The result tends to be that many of the places and their associated infrastructure are built hastily to cater for the surging demand, and little time is taken to consider building a culture of place among them. The architecture looks the same – mostly utilitarian.
And it’s unfair to single out the rising Asian metropolises for this – you could argue that American suburbia has suffered the same fate of a cold, faceless identity. Except that when you add the population density of a place like Hong Kong, a story tends to be more diluted. Or, on the flipside, from a perspective of chasing the money, a story gets exposed to far more people.
So come the time that a city matures and seeks to reclaim its affection and identity from the lost years of chasing more money, the faces of its growing pains come out of the woodwork. An appreciation for the arts, history and culture flourishes. And the kaleidoscope of expression brings a culture of place back.

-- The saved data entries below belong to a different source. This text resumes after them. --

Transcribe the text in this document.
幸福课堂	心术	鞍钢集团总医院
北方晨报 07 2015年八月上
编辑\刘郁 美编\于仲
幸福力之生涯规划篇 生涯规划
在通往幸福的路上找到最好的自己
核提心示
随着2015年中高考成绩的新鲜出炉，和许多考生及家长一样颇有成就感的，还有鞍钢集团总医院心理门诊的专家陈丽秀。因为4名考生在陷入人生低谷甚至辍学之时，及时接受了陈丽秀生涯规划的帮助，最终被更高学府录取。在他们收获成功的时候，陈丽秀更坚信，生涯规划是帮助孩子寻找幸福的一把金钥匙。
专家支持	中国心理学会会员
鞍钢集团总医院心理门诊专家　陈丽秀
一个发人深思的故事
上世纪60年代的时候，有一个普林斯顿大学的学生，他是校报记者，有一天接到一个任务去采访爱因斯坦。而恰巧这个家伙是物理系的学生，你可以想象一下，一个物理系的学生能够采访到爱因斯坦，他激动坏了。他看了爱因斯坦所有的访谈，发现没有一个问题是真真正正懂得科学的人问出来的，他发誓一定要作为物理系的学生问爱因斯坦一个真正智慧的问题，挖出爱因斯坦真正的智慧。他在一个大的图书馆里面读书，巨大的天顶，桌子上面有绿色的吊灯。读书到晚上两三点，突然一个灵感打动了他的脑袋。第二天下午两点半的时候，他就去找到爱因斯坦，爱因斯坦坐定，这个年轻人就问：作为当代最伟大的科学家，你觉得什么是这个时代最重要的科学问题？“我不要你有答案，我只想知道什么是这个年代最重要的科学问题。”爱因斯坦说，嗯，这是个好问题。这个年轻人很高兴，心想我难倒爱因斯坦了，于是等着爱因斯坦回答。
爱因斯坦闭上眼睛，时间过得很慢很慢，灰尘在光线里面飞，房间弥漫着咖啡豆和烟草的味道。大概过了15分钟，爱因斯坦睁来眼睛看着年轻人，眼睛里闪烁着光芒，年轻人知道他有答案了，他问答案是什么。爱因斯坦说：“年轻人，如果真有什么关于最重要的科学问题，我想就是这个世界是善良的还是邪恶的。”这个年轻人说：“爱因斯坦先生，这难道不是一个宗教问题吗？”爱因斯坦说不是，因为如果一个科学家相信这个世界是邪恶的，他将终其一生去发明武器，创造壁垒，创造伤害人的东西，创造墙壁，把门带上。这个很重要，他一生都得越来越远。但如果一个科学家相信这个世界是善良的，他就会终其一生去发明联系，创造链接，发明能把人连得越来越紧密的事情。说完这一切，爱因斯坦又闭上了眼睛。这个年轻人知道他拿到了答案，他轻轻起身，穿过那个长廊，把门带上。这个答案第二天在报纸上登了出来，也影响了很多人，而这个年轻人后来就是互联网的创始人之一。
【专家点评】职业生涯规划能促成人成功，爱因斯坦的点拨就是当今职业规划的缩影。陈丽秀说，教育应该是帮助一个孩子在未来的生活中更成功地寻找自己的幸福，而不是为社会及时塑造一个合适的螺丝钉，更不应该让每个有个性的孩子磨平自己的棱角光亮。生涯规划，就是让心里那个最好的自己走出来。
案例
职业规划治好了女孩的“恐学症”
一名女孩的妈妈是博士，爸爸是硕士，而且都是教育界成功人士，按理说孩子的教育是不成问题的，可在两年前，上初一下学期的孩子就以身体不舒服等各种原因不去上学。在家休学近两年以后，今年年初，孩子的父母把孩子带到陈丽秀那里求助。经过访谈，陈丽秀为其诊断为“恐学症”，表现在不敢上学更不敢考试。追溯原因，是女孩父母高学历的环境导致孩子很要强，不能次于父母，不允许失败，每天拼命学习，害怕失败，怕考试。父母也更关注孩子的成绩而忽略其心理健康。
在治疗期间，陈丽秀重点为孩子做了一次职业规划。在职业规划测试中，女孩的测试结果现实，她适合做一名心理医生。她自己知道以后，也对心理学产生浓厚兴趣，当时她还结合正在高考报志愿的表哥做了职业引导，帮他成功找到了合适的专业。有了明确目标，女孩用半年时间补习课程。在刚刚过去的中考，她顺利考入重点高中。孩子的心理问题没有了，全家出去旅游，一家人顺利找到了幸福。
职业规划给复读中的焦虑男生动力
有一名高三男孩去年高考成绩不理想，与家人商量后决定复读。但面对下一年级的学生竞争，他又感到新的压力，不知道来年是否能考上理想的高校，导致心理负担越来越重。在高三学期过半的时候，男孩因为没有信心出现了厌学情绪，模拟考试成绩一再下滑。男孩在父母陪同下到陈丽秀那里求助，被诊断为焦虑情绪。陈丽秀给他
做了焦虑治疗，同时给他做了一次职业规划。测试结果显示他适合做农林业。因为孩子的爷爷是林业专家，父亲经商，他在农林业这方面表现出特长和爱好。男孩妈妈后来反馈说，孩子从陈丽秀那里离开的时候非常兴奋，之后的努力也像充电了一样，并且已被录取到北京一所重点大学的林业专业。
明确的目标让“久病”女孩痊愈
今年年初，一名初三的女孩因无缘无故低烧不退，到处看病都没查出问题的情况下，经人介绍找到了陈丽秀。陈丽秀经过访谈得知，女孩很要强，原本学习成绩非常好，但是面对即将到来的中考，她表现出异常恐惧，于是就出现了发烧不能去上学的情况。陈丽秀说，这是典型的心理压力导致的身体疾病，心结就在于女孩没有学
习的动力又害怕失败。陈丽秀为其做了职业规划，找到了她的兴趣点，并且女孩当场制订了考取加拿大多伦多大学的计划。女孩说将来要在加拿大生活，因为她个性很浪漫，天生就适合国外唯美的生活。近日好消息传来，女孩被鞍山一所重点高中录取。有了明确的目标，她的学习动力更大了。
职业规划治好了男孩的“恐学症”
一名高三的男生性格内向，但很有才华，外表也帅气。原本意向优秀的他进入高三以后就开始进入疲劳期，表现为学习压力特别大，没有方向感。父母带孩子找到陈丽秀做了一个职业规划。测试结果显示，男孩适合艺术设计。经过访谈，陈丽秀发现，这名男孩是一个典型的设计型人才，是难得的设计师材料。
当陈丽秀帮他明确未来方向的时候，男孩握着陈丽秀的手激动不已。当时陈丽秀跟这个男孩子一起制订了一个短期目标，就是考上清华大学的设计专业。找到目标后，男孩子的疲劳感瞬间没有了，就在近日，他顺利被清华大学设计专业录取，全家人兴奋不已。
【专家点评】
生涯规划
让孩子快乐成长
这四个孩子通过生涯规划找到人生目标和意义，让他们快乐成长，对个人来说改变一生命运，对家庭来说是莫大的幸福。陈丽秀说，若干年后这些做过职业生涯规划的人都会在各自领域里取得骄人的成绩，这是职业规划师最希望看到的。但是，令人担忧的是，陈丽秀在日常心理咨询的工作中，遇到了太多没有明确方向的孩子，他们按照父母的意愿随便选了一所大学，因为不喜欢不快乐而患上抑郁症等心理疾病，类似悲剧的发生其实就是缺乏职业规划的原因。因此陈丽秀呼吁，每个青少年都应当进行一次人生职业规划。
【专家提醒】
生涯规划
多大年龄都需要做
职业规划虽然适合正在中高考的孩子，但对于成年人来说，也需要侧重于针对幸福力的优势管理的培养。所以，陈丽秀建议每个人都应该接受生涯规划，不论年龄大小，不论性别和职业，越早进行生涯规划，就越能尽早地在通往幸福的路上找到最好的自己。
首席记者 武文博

Such is the case with this old police station building. It’s several blocks up a hill from Hong Kong’s Central Station. The names of the district and surrounding streets – ‘SoHo’ and ‘Hollywood Road’ – are almost a nod to the consumerism and the colonial mentality at the time of Hong Kong’s rapid growth. But their contents are far more artsy: exhibits. Boutiques. Shops showcasing wax sculptures, paintings, photography, clothing and the like. And the space at the bottom is undoubtedly a celebration – and has been refurbished to look far more inviting to all who visit. This time, it’s theme was ‘Play Me, I’m Yours.’ And sure enough, this revival of humanity gives people the sense that the city belongs to them indeed.